## Line Chart: RewardBench Performance vs. Thinking Budget
### Overview
The chart illustrates the relationship between "Thinking budget (tokens)" and "RewardBench (%)" for three model sizes (32B, 14B, 7B). It shows how performance improves as the thinking budget increases, with distinct trends for each model size.
### Components/Axes
- **X-axis**: Thinking budget (tokens) in scientific notation (1e3, 2e3, 4e3, 8e3).
- **Y-axis**: RewardBench (%) ranging from 75% to 90%.
- **Legend**: Located in the bottom-right corner, mapping colors to model sizes:
- Blue (circle markers): 32B
- Orange (triangle markers): 14B
- Green (square markers): 7B
### Detailed Analysis
1. **32B Model (Blue Line)**:
- Data points: 85% (1e3), 89% (2e3), 90% (4e3), 90% (8e3).
- Trend: Steady upward slope, plateauing near 90% after 4e3 tokens.
2. **14B Model (Orange Line)**:
- Data points: 83% (1e3), 89% (2e3), 89.5% (4e3), 89.8% (8e3).
- Trend: Sharp initial increase, then gradual flattening.
3. **7B Model (Green Line)**:
- Data points: 75% (1e3), 81% (2e3), 82% (4e3), 82.5% (8e3).
- Trend: Steep early growth, followed by minimal improvement.
### Key Observations
- The 32B model consistently outperforms others across all token budgets.
- The 7B model shows the largest relative improvement (from 75% to 82.5%) but remains below the 14B and 32B models.

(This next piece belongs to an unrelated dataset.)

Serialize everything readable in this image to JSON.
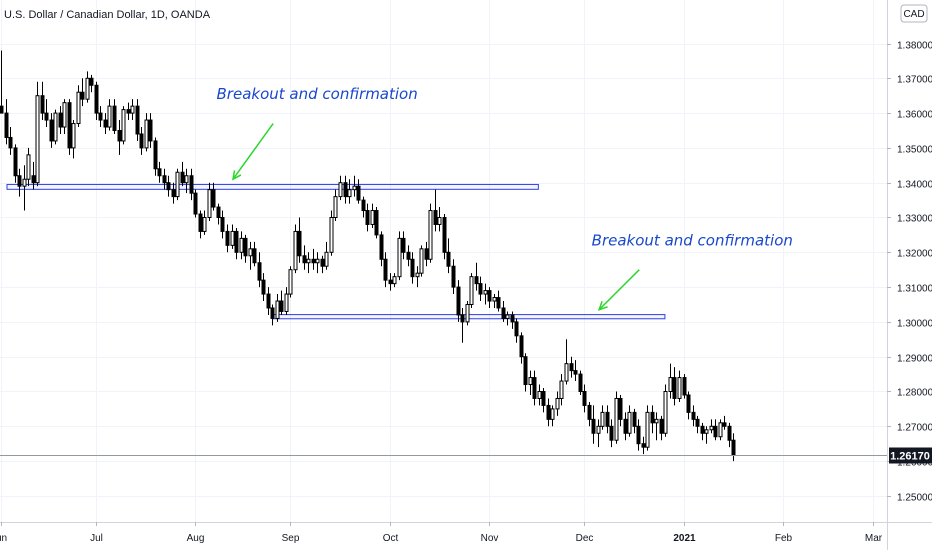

- All models exhibit diminishing returns as the token budget increases beyond 4e3.
### Interpretation
The data suggests that larger models (e.g., 32B) achieve higher RewardBench scores with greater computational resources (tokens). The 7B model demonstrates significant efficiency gains at lower budgets but cannot match the performance of larger models even with increased resources. This highlights a trade-off between model size and scalability, where bigger models leverage additional tokens more effectively. The plateauing trends at higher token budgets imply diminishing marginal returns for all models beyond a certain point.